We found HP East Africa, and were referred to their warranty centre. Zaire was extremely helpful and did everything in his power to assist us to repair the camera. Unfortunately he started to get tied up in HP red tape and came to a standstill. By now we were not too patient and decided to visit the MD of HP East Africa. He was most accommodating and listened to our sorry tale, and offered to assist us in finding a solution. By the time we arrived the Warranty Centre, Claire had already received a call and was waiting for us. We have left the camera with Claire and Zaire whilst we are in Uganda in the hopes that they will be able to help us out. Although we are a very little fish in a big ocean we received excellent service and attention. Lets hope we will return to Nairobi to some good news.

Having been forewarned by Henri and Jenny about the street children we went into town prepared! The kids saw us coming and jumped onto the running boards demanding “give me money or I will break your mirror!”. Out came the roll of newspaper and WACK on their hands! They got such a fright, and then looked more closely in the car and saw ‘Mr snakey’ – THE DEVIL! was the shout followed by much debate as to how they would kill the devil. The kids never came to bother us again! Thanks Terri!

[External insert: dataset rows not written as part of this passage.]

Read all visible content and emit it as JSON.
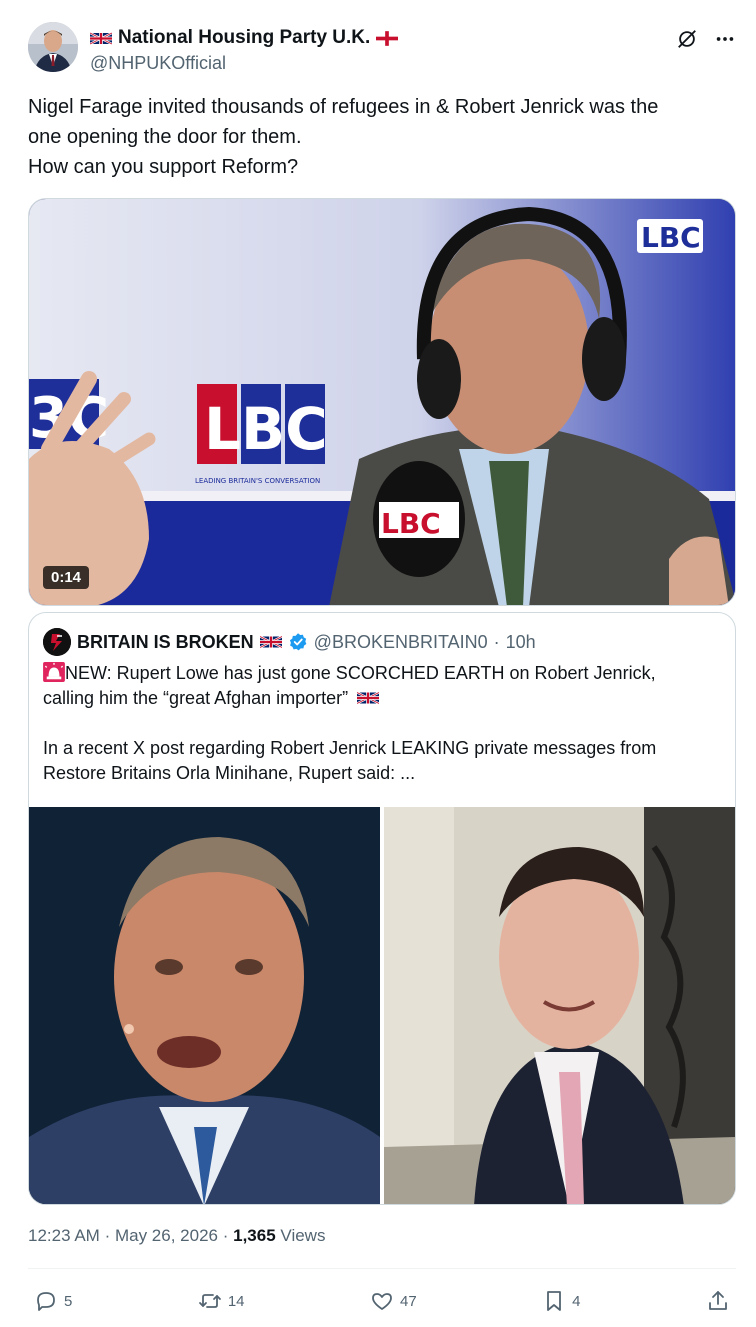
{
  "author": {
    "name": "National Housing Party U.K.",
    "handle": "@NHPUKOfficial"
  },
  "tweet": {
    "lines": [
      "Nigel Farage invited thousands of refugees in & Robert Jenrick was the",
      "one opening the door for them.",
      "How can you support Reform?"
    ]
  },
  "media": {
    "duration": "0:14",
    "brand_text": "LBC",
    "studio_caption": "LEADING BRITAIN'S CONVERSATION"
  },
  "quote": {
    "name": "BRITAIN IS BROKEN",
    "handle": "@BROKENBRITAIN0",
    "separator": "·",
    "time": "10h",
    "line1": "NEW: Rupert Lowe has just gone SCORCHED EARTH on Robert Jenrick,",
    "line2": "calling him the “great Afghan importer”",
    "line3": "In a recent X post regarding Robert Jenrick LEAKING private messages from",
    "line4": "Restore Britains Orla Minihane, Rupert said: ..."
  },
  "meta": {
    "time": "12:23 AM",
    "sep1": "·",
    "date": "May 26, 2026",
    "sep2": "·",
    "views_count": "1,365",
    "views_label": "Views"
  },
  "actions": {
    "replies": "5",
    "reposts": "14",
    "likes": "47",
    "bookmarks": "4"
  },
  "colors": {
    "text": "#0f1419",
    "muted": "#536471",
    "verified": "#1d9bf0",
    "border": "#cfd9de",
    "lbc_red": "#c8102e"
  },
  "icons": [
    "grok-icon",
    "more-icon",
    "reply-icon",
    "repost-icon",
    "like-icon",
    "bookmark-icon",
    "share-icon",
    "verified-icon",
    "uk-flag-icon",
    "england-flag-icon",
    "siren-icon"
  ]
}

By now we had had enough of spending unnecessary money in chunks and could not wait to get out of Nairobi. We managed to get our Ugandan visas, and to stock up on supplies at a great centre near Upperhill Camp called the Ya Ya Centre – it has shops just like home! One very good thing that we did manage to get in Nairobi was stickers for nearly all the countries we intend to visit. We are putting them on the doors of Mr W as we enter the countries. We have found that they are a very good talking point, especially with the locals.